Two different factions were pushing their case to be recognized by the Electoral Commission as the “Official” NF. The largest mainly northern based faction was led by Kevin Bryan and Chris Jackson. The smaller, mainly southern based faction was led by Ian Edward and Bernadette Jaggers.
Mr Edward was still recognized by the Electoral Commission as the NF’s official nominating officer, who must by law approve any candidate wishing to have the party name on a ballot paper. So he managed to stop all but a couple of the rival Bryan faction standing in elections as NF candidates over the past year.
This meant a real opportunity was missed in Heywood & Middleton, a constituency which forms part of the borough of Rochdale – one of several northern towns where nationalists have for years campaigned against the sexual abuse of local children by Asian men. This issue has at long last become a nationwide scandal, and the National Front has an active local branch and a credible potential candidate – Peter Greenwood, who had polled 7% for the BNP in this same constituency four years ago. Yet there was no NF candidate at the Heywood & Middleton by-election on October 9th (which followed the sudden death of the area’s Labour MP). This was due to: a) the continuing inability of the Bryan faction in the NF to convince the Electoral Commission, that they in fact were the legal/official NF, and b) that the party’s official nominating officer Ian Edward, blocked them from standing.

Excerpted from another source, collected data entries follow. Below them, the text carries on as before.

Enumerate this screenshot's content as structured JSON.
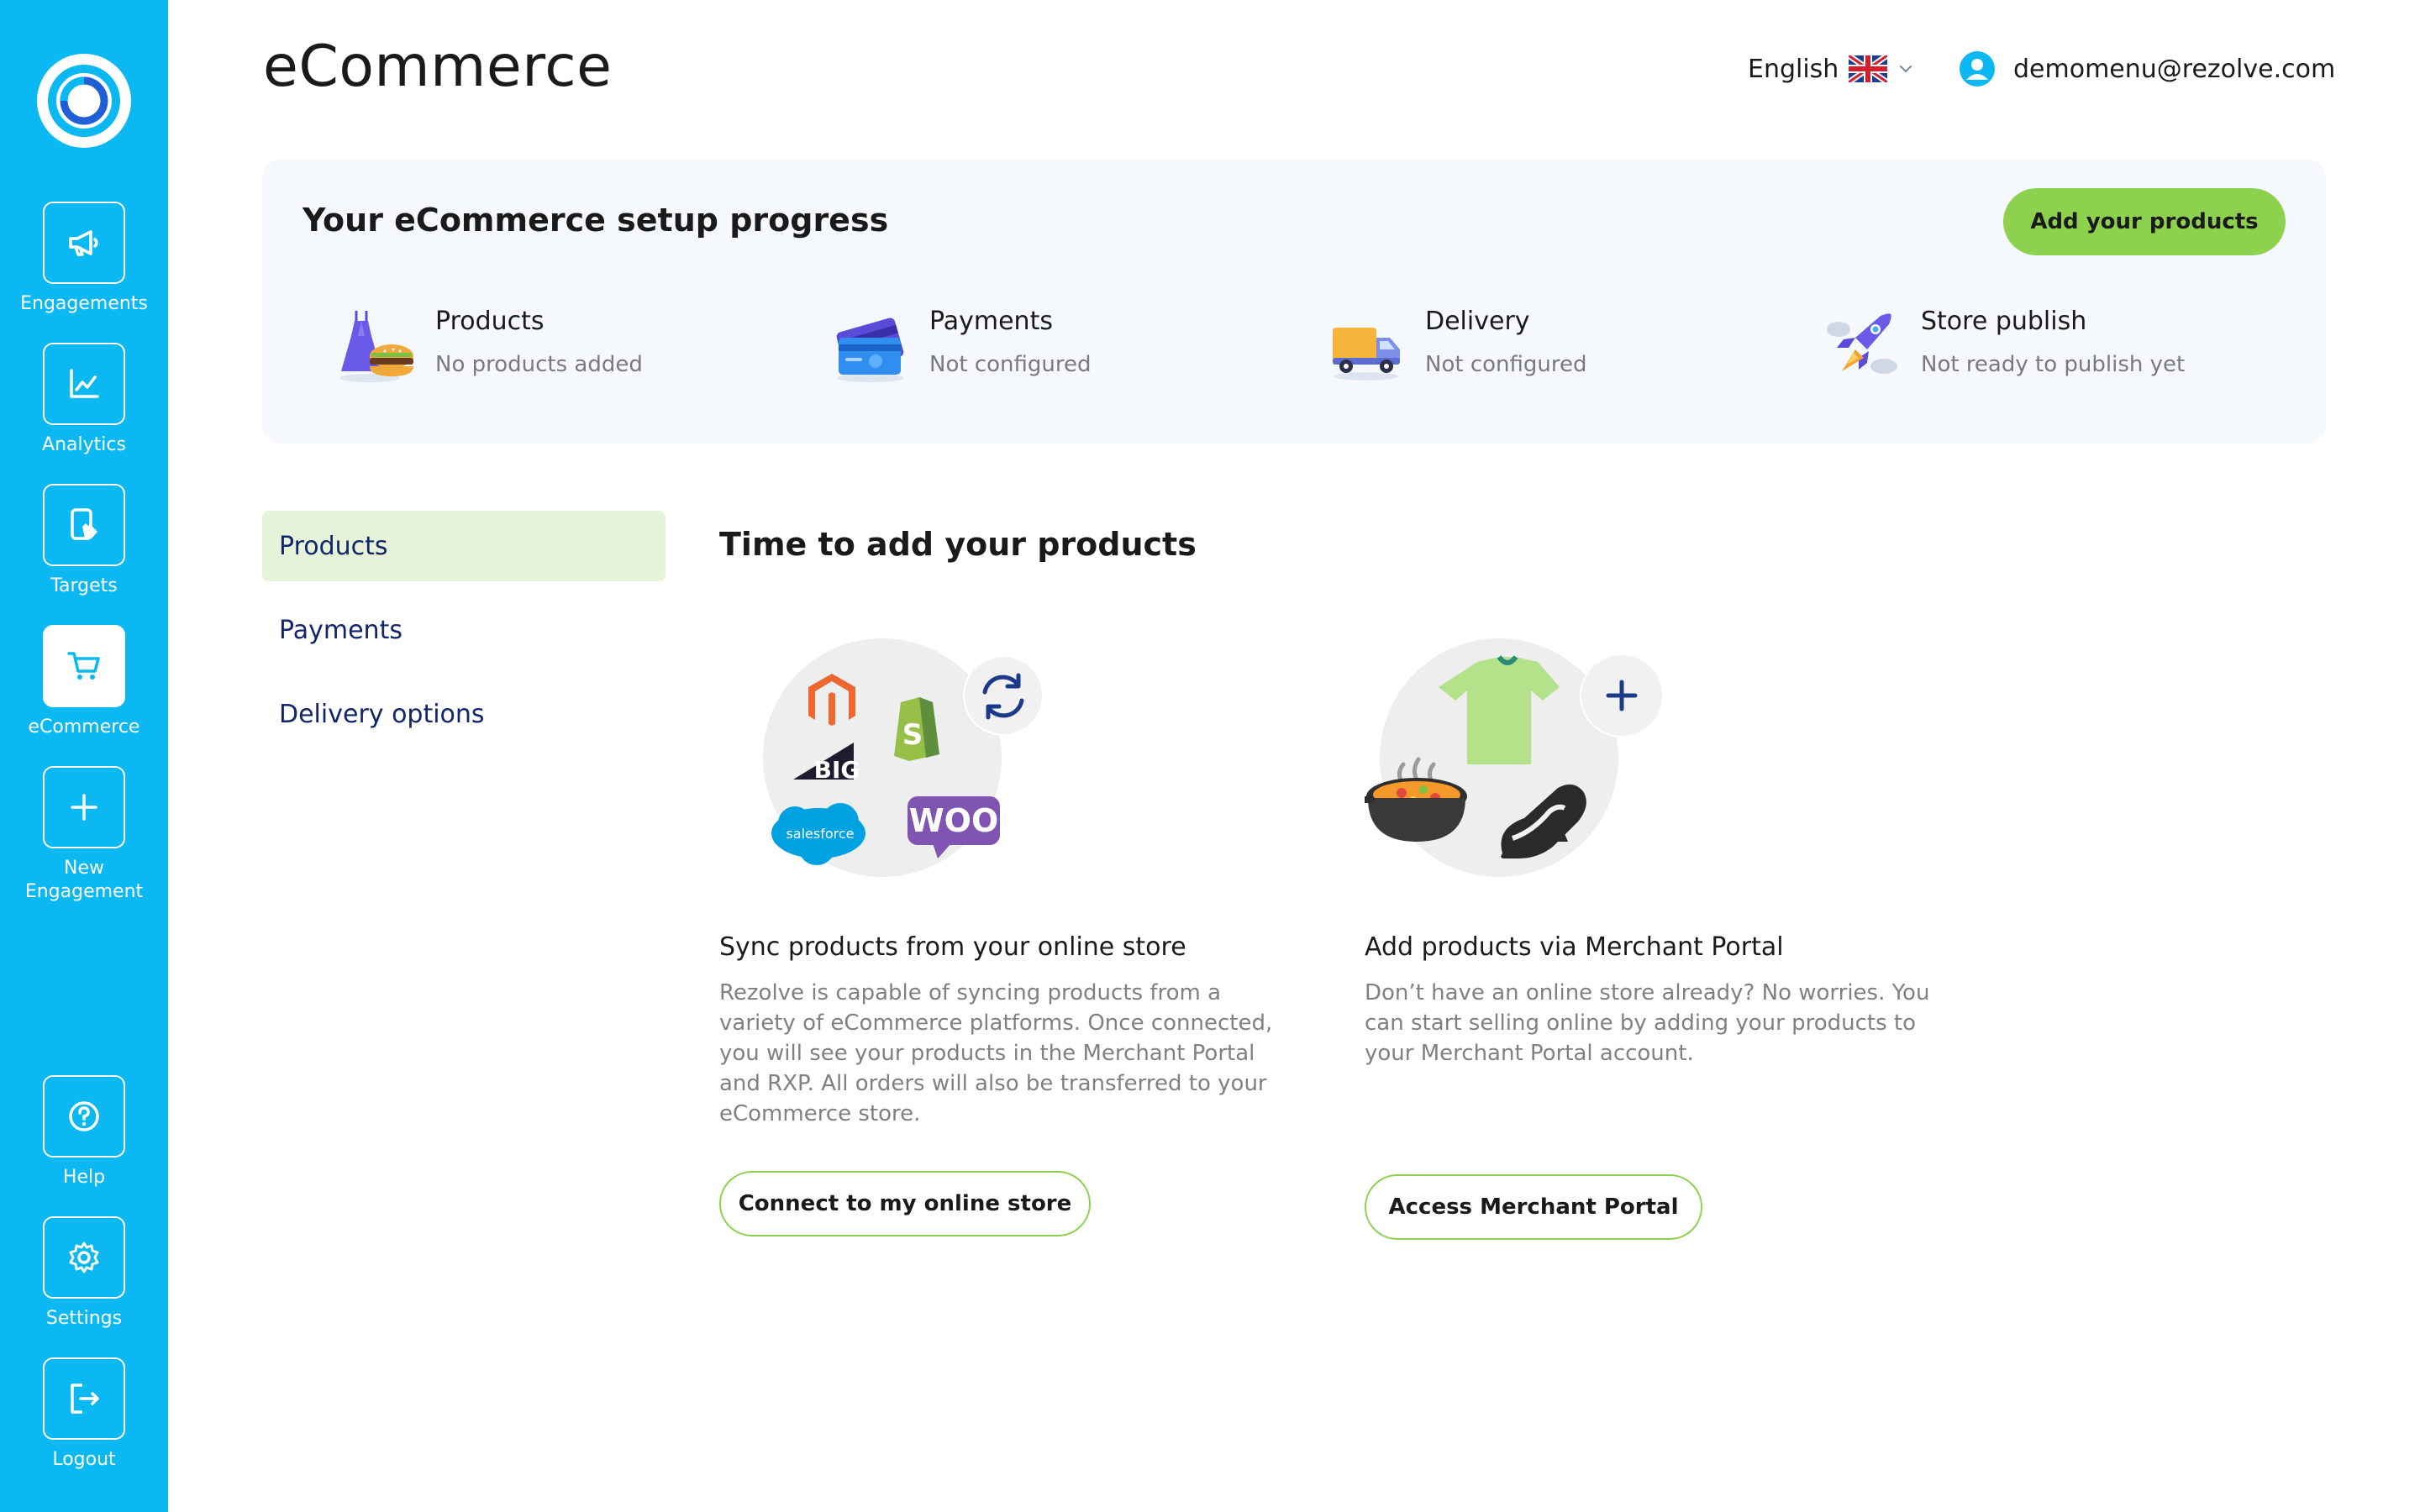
{
  "sidebar": {
    "logo_icon": "rezolve-logo",
    "items": [
      {
        "label": "Engagements",
        "icon": "megaphone-icon"
      },
      {
        "label": "Analytics",
        "icon": "line-chart-icon"
      },
      {
        "label": "Targets",
        "icon": "phone-tap-icon"
      },
      {
        "label": "eCommerce",
        "icon": "cart-icon",
        "active": true
      },
      {
        "label_line1": "New",
        "label_line2": "Engagement",
        "icon": "plus-icon"
      },
      {
        "label": "Help",
        "icon": "question-icon"
      },
      {
        "label": "Settings",
        "icon": "gear-icon"
      },
      {
        "label": "Logout",
        "icon": "logout-icon"
      }
    ]
  },
  "header": {
    "title": "eCommerce",
    "language": "English",
    "language_flag": "uk-flag-icon",
    "user_email": "demomenu@rezolve.com"
  },
  "progress": {
    "title": "Your eCommerce setup progress",
    "cta_label": "Add your products",
    "steps": [
      {
        "title": "Products",
        "status": "No products added",
        "icon": "dress-burger-icon"
      },
      {
        "title": "Payments",
        "status": "Not configured",
        "icon": "credit-card-icon"
      },
      {
        "title": "Delivery",
        "status": "Not configured",
        "icon": "truck-icon"
      },
      {
        "title": "Store publish",
        "status": "Not ready to publish yet",
        "icon": "rocket-icon"
      }
    ]
  },
  "subnav": {
    "items": [
      {
        "label": "Products",
        "active": true
      },
      {
        "label": "Payments"
      },
      {
        "label": "Delivery options"
      }
    ]
  },
  "main": {
    "section_title": "Time to add your products",
    "cards": [
      {
        "title": "Sync products from your online store",
        "description_lines": [
          "Rezolve is capable of syncing products from a",
          "variety of eCommerce platforms. Once connected,",
          "you will see your products in the Merchant Portal",
          "and RXP. All orders will also be transferred to your",
          "eCommerce store."
        ],
        "button_label": "Connect to my online store",
        "logo_text_big": "BIG",
        "logo_text_salesforce": "salesforce",
        "logo_text_woo": "WOO"
      },
      {
        "title": "Add products via Merchant Portal",
        "description_lines": [
          "Don’t have an online store already? No worries. You",
          "can start selling online by adding your products to",
          "your Merchant Portal account."
        ],
        "button_label": "Access Merchant Portal"
      }
    ]
  },
  "colors": {
    "sidebar": "#0bb8f1",
    "accent_green": "#8dd14f",
    "active_subnav": "#e6f3d9",
    "link_navy": "#10256b",
    "progress_bg": "#f5f8fc"
  }
}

However, all this has now been resolved and the Electoral Commission has finally made a decision.
On October 31st, the Electoral Commission officially deregistered the National Front as a legal political party. The official reason they gave was that neither NF faction had submitted any financial accounts for the tax year ending April 2014. However, it is understood from a source inside the EC that they just got sick and tied of both NF factions demanding they “declare them the official NF”. So they just closed the party down.
What does this mean for both NF factions and their members?

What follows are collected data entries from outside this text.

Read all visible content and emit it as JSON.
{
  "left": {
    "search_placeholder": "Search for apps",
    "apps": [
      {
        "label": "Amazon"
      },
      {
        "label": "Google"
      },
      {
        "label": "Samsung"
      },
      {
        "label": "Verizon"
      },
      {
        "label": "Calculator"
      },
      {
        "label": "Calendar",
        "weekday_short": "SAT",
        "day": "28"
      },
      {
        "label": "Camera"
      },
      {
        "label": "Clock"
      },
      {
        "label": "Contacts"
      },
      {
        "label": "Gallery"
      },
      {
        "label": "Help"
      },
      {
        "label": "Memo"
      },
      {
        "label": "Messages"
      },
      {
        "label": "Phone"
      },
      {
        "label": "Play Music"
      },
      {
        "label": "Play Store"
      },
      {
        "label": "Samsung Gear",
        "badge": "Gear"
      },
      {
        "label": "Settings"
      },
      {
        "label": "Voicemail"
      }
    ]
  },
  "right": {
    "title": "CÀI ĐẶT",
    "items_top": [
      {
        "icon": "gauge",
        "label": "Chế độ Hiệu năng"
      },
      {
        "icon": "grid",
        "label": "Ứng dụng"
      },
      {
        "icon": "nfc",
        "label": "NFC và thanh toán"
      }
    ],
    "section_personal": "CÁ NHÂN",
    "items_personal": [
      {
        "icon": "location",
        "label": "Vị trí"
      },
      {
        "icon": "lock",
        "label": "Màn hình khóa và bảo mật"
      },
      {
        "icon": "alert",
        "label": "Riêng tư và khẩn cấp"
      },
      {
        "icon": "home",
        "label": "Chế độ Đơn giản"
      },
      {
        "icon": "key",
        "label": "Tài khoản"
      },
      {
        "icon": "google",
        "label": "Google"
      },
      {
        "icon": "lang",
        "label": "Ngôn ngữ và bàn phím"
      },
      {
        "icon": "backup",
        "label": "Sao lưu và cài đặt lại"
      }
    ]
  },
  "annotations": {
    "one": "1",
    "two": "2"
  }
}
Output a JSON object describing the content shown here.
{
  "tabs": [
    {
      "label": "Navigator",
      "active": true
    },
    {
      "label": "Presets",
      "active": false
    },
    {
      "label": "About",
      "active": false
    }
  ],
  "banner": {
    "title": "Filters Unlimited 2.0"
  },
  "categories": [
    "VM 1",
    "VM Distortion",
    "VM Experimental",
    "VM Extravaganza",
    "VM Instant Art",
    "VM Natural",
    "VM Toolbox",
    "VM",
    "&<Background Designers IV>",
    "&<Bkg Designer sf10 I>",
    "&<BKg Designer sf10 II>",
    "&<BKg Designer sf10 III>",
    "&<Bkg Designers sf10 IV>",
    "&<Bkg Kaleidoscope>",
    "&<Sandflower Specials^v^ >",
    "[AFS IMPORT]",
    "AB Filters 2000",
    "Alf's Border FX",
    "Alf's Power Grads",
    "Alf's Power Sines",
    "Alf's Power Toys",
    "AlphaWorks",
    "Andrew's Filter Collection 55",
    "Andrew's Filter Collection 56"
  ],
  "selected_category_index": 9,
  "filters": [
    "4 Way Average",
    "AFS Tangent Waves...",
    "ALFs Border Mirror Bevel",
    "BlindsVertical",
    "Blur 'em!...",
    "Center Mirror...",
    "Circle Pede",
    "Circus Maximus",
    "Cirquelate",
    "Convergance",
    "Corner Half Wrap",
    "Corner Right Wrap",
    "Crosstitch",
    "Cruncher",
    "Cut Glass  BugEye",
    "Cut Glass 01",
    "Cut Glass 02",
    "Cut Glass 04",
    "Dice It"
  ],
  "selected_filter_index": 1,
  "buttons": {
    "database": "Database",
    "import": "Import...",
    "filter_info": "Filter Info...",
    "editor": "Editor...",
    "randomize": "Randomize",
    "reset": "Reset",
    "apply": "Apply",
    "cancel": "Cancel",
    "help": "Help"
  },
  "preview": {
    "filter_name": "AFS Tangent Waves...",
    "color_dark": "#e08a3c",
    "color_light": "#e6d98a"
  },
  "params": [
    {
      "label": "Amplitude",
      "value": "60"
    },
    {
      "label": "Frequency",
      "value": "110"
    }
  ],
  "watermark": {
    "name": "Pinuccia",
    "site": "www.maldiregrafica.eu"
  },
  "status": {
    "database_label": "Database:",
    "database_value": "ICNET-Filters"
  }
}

They of course can carry on as a political movement (rather than party) pretty much as the British Movement and others have been doing for many years. They just would not be able to stand in elections under the name “National Front”.
This would be welcomed by some in the Bryan faction, including Eddy Morrison and Mike Easter, who have long wanted to get away from electoral politics and return to mainly street based activities. However, there are others such as Richard Edmonds and Tess Culnane who are more in favour of electoral politics and so may not be so happy.

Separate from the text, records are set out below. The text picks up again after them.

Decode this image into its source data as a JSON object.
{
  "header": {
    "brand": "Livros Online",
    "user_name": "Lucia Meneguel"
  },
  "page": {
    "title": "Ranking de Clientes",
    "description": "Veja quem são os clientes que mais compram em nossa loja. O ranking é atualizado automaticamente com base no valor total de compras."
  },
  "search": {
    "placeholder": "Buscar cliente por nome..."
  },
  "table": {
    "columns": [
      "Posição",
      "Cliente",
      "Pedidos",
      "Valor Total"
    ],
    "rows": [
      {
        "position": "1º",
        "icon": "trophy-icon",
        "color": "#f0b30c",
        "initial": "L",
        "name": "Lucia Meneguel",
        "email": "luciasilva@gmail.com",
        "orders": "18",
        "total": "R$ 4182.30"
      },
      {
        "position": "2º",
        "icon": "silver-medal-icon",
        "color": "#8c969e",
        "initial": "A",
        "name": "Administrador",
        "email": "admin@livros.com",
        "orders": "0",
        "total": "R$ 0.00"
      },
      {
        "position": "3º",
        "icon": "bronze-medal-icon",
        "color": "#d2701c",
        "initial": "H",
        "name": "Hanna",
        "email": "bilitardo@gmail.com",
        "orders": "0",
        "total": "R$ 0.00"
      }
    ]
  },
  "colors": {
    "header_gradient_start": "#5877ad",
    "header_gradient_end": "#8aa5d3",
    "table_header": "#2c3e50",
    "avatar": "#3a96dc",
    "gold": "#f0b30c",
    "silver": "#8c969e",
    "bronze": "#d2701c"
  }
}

It is understood that some in the Edward NF faction are already in talks with the British Democratic Party (BDP) about coming over to them.
Meanwhile some in the Bryan NF faction have been having talks with Nick Griffin for some weeks now about joining his new organization, if they failed to take back the NF – which is now the case. Since his expulsion from the BNP, Griffin has made increasingly radical noises and (like some in the NF) now seems more focused on street politics than elections. His pitch might appeal to some of the younger NF activists, but most older party officials (on either side) are longstanding factional enemies of the former BNP chairman.
Both NF factions are having Remembrance Day parades in London on Sunday 9th November (one after the other, as the Police aim to keep the two sides apart). It will be interesting to hear from members on both sides what they think of this latest development: after more than 45 years the National Front – once arguably the most successful white nationalist party in the world – no longer exists as a political party.